The Morning Report
San Diego news and info
you need to take on the day.

I’m not ready to let the Sesame Street anniversary end yet. Are you? I didn’t think so. Now for your newsblitz!

  • Remember all the fuss about evaluating San Diego Unified principals using test scores? It isn’t going to happen after all. We blog that the school district dropped that part of the proposed new evaluation after Superintendent Terry Grier left.
  • KPBS reports that Southwestern College hired an investigator to find out whether professors were inciting students to move outside the “free speech zone” at the college during a protest. The ACLU says the things the investigator reported the professors doing are all well within the definition of free speech.
  • Vista students are raising money to build a school in India, the North County Times writes.
  • The Sacramento Bee explains what the new, somewhat looser than expected rules for Race to the Top, a competition for more school stimulus dollars, might mean for California.

Education Week blogs that the state will need to get big school districts such as San Diego Unified on board to get a better chance at the bucks. And meanwhile, some pundits are questioning whether the feds gave too much ground with the new rules.

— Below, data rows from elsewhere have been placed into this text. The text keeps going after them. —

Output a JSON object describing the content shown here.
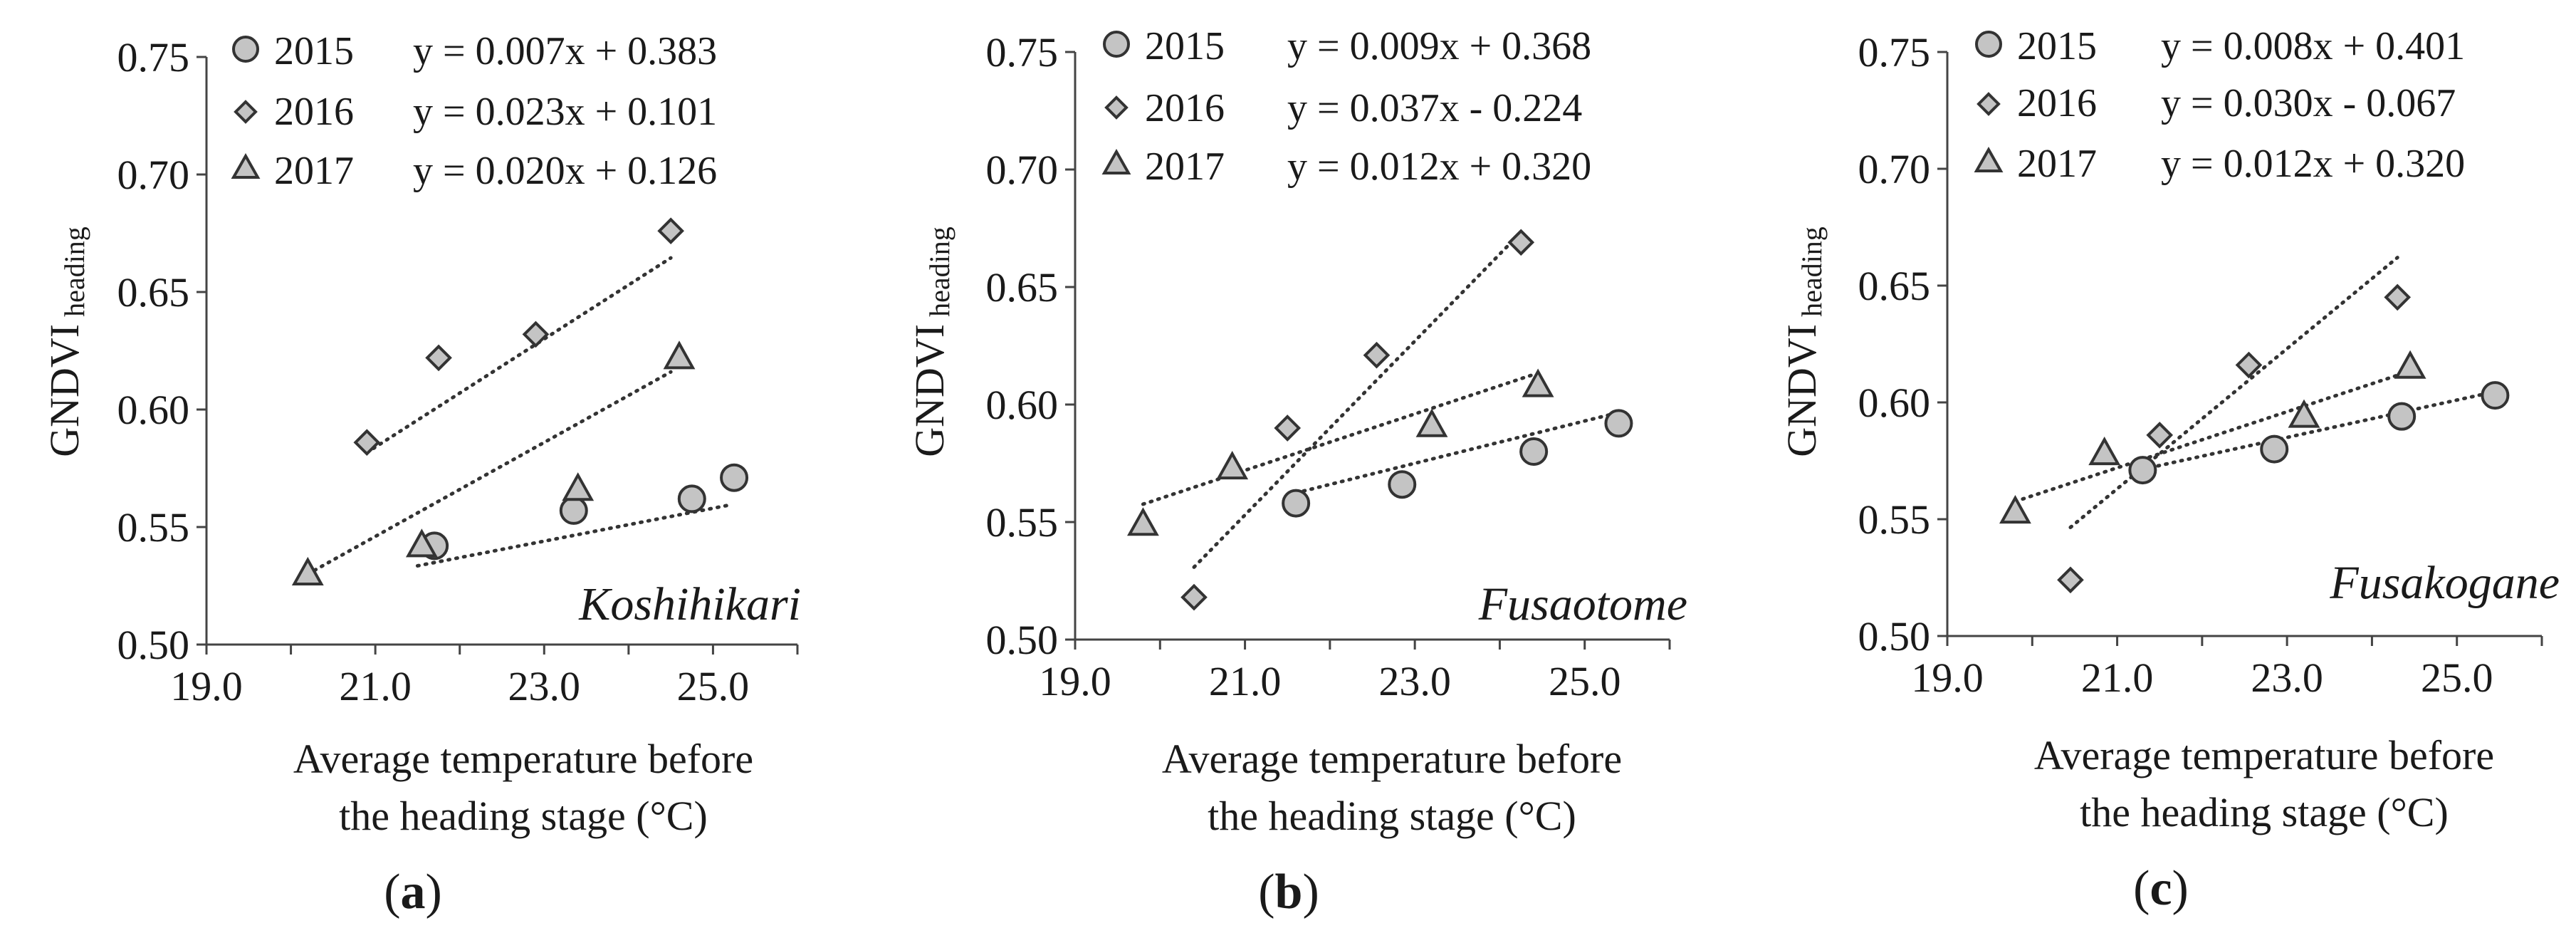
{
  "colors": {
    "marker_fill": "#c4c4c4",
    "marker_stroke": "#333333",
    "axis": "#444444",
    "text": "#1a1a1a"
  },
  "chart_data": [
    {
      "type": "scatter",
      "panel_label": "a",
      "cultivar": "Koshihikari",
      "ylabel": "GNDVI",
      "ylabel_sub": "heading",
      "xlabel_line1": "Average temperature before",
      "xlabel_line2": "the heading stage (°C)",
      "xlim": [
        19.0,
        26.0
      ],
      "ylim": [
        0.5,
        0.75
      ],
      "x_ticks": [
        "19.0",
        "21.0",
        "23.0",
        "25.0"
      ],
      "y_ticks": [
        "0.50",
        "0.55",
        "0.60",
        "0.65",
        "0.70",
        "0.75"
      ],
      "series": [
        {
          "name": "2015",
          "marker": "circle",
          "equation": "y = 0.007x + 0.383",
          "slope": 0.007,
          "intercept": 0.383,
          "fit_x": [
            21.5,
            25.2
          ],
          "points": [
            [
              21.7,
              0.542
            ],
            [
              23.35,
              0.557
            ],
            [
              24.75,
              0.562
            ],
            [
              25.25,
              0.571
            ]
          ]
        },
        {
          "name": "2016",
          "marker": "diamond",
          "equation": "y = 0.023x + 0.101",
          "slope": 0.023,
          "intercept": 0.101,
          "fit_x": [
            20.9,
            24.5
          ],
          "points": [
            [
              20.9,
              0.586
            ],
            [
              21.75,
              0.622
            ],
            [
              22.9,
              0.632
            ],
            [
              24.5,
              0.676
            ]
          ]
        },
        {
          "name": "2017",
          "marker": "triangle",
          "equation": "y = 0.020x + 0.126",
          "slope": 0.02,
          "intercept": 0.126,
          "fit_x": [
            20.2,
            24.5
          ],
          "points": [
            [
              20.2,
              0.53
            ],
            [
              21.55,
              0.542
            ],
            [
              23.4,
              0.566
            ],
            [
              24.6,
              0.622
            ]
          ]
        }
      ]
    },
    {
      "type": "scatter",
      "panel_label": "b",
      "cultivar": "Fusaotome",
      "ylabel": "GNDVI",
      "ylabel_sub": "heading",
      "xlabel_line1": "Average temperature before",
      "xlabel_line2": "the heading stage (°C)",
      "xlim": [
        19.0,
        26.0
      ],
      "ylim": [
        0.5,
        0.75
      ],
      "x_ticks": [
        "19.0",
        "21.0",
        "23.0",
        "25.0"
      ],
      "y_ticks": [
        "0.50",
        "0.55",
        "0.60",
        "0.65",
        "0.70",
        "0.75"
      ],
      "series": [
        {
          "name": "2015",
          "marker": "circle",
          "equation": "y = 0.009x + 0.368",
          "slope": 0.009,
          "intercept": 0.368,
          "fit_x": [
            21.6,
            25.4
          ],
          "points": [
            [
              21.6,
              0.558
            ],
            [
              22.85,
              0.566
            ],
            [
              24.4,
              0.58
            ],
            [
              25.4,
              0.592
            ]
          ]
        },
        {
          "name": "2016",
          "marker": "diamond",
          "equation": "y = 0.037x - 0.224",
          "slope": 0.037,
          "intercept": -0.224,
          "fit_x": [
            20.4,
            24.2
          ],
          "points": [
            [
              20.4,
              0.518
            ],
            [
              21.5,
              0.59
            ],
            [
              22.55,
              0.621
            ],
            [
              24.25,
              0.669
            ]
          ]
        },
        {
          "name": "2017",
          "marker": "triangle",
          "equation": "y = 0.012x + 0.320",
          "slope": 0.012,
          "intercept": 0.32,
          "fit_x": [
            19.8,
            24.4
          ],
          "points": [
            [
              19.8,
              0.549
            ],
            [
              20.85,
              0.573
            ],
            [
              23.2,
              0.591
            ],
            [
              24.45,
              0.608
            ]
          ]
        }
      ]
    },
    {
      "type": "scatter",
      "panel_label": "c",
      "cultivar": "Fusakogane",
      "ylabel": "GNDVI",
      "ylabel_sub": "heading",
      "xlabel_line1": "Average temperature before",
      "xlabel_line2": "the heading stage (°C)",
      "xlim": [
        19.0,
        26.0
      ],
      "ylim": [
        0.5,
        0.75
      ],
      "x_ticks": [
        "19.0",
        "21.0",
        "23.0",
        "25.0"
      ],
      "y_ticks": [
        "0.50",
        "0.55",
        "0.60",
        "0.65",
        "0.70",
        "0.75"
      ],
      "series": [
        {
          "name": "2015",
          "marker": "circle",
          "equation": "y = 0.008x + 0.401",
          "slope": 0.008,
          "intercept": 0.401,
          "fit_x": [
            21.3,
            25.4
          ],
          "points": [
            [
              21.3,
              0.571
            ],
            [
              22.85,
              0.58
            ],
            [
              24.35,
              0.594
            ],
            [
              25.45,
              0.603
            ]
          ]
        },
        {
          "name": "2016",
          "marker": "diamond",
          "equation": "y = 0.030x - 0.067",
          "slope": 0.03,
          "intercept": -0.067,
          "fit_x": [
            20.45,
            24.3
          ],
          "points": [
            [
              20.45,
              0.524
            ],
            [
              21.5,
              0.586
            ],
            [
              22.55,
              0.616
            ],
            [
              24.3,
              0.645
            ]
          ]
        },
        {
          "name": "2017",
          "marker": "triangle",
          "equation": "y = 0.012x + 0.320",
          "slope": 0.012,
          "intercept": 0.32,
          "fit_x": [
            19.8,
            24.4
          ],
          "points": [
            [
              19.8,
              0.553
            ],
            [
              20.85,
              0.578
            ],
            [
              23.2,
              0.594
            ],
            [
              24.45,
              0.615
            ]
          ]
        }
      ]
    }
  ]
}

  • Schools in San Jose are going solar, the Mercury News reports. They hope to save $12 million in electricity costs over 20 years.
  • The Chico Enterprise Record writes that Chico schools are prodding teachers to take a pay cut.
  • The Inland Valley Daily Bulletin writes about how a student thesis ended up pitting the ACLU against the Bureau of Prisons over the attempted removal of religious books from prison chapel libraries.
  • Young teachers respond to a report on how Generation Y differs in its attitudes on merit pay and tenure than Generation X educators in the Oakland Tribune schools blog.
  • Education Week reports that the Harlem Children’s Zone is closing the achievement gap between black and white students. The famed project combines a ton of social services, parenting workshops and health initiatives with a set of rigorous charter schools. The big question is whether the gains can be chalked up to the extra supports, the schools or both — and how it could be replicated, as Obama has talked up.
  • NPR walks us through some of the kerfuffles over Sesame Street — or as they put it, “‘C’ is for Controversy.”
  • News for wonks: The New York Times blogs that researchers are challenging a rosy report on New York charter schools, saying that it overestimated their effects. Check out the full report here. Another new study finds that the now unpopular strategy of integrating schools by voluntarily busing students of color into suburban, largely white schools helped close achievement gaps and improve racial attitudes. The study is available here.
  • A D.C. middle school with rare success is worried about Chancellor Michelle Rhee’s plan to “turn” their school, the Washington Post reports. Rhee is walking a tightrope between diversifying the school system by “drawing in more white, middle-class families without compromising the interests of its predominantly poor and minority student population.”